As a teacher I use mirrors, especially with new students, but increasingly I question why that is my practice. As a gymnast I couldn't possibly perform a beam routine whilst checking if my leg was straight in a mirror! How did we develop such consistent body tension and control, such acute awareness of a slightly bent knee? We developed this sense because we trained WITHOUT visual feedback. It heightened OTHER senses, namely something called proprioception, or the ability to perceive the position of joints and limbs in space. For example - most of us can imagine straightening our leg and what that looks like. But how does it feel? Which muscles are used and in what way? I can't tell you how many times I've told a student to point their feet (Ok maybe I yelled it) and they've responded "I thought I was!" Now, granted the more extensive your training, the more highly developed this sense becomes and the reality is that a slight sickle here or there will go unnoticed by most viewers, however it's the process of gaining that awareness, at whatever level, that both fascinates and challenges me as a teacher. So as a student, how can you develop better proprioception? Simply put, any exercise that blocks or reduces the use of sight or balance, will enhance this particular skill.

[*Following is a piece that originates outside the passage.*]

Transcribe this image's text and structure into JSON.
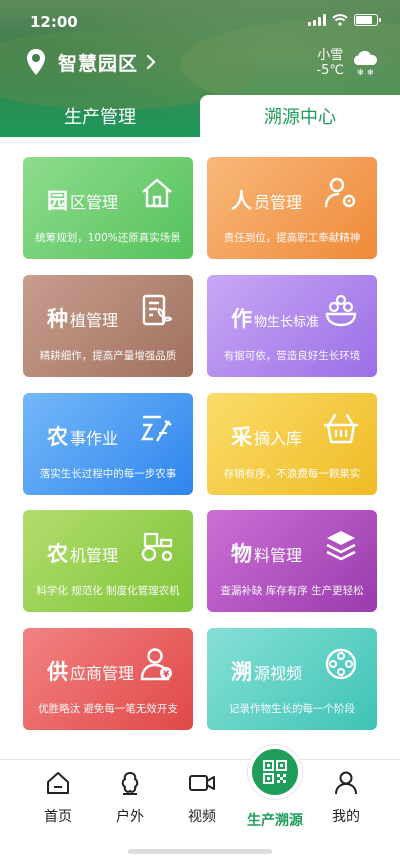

A great example is closing your eyes and trying to train a simple movement or body position that wouldn't normally require any use of vision. I often close my eyes before I invert because for me, that is a skill I can literally do 'with my eyes closed'. Closing my eyes taught me to maintain a neutral position with my head as I inverted (chucking your head back is a common mistake) as without sight, there was no reason to look to the ceiling as I inverted.  I know what it feels like to engage my core, pull my shoulders slightly back and down, close off my ribs, rotate externally from the hips and I know when I've arrived in an upside down position and when to balance out my straddle to execute the same invert over and over again. From there I can play with it creatively - bend one leg, or put some different sort of physicality into it like making it look like it's a struggle for example or changing the speed at different points throughout the invert. All these things make me more versatile as a performer.

​Personally I like the term 'aerial IQ' - for me that means the ability to think "off your feet" so to speak, an awareness of both your body's' form and position in space and in essence, the language of your body.  Creatively, as a teacher who is fundamentally elite but also passionate about performance, that's where the magic starts - because if you're in control and aware of your body's shape and positioning, then you can start to tell a story with your skills, not simply execute tricks. Replicating a skill as it should be done however is the first step to honing your proprioceptive ability. In the same way as doctors learn anatomy from the perspective of 'what's normal'  in order  to diagnose when something is not right, good performers benefit from a solid foundation of how the basics should be executed. By weaning yourself off the use of mirrors you will more easily master control over your body by training your proprioception.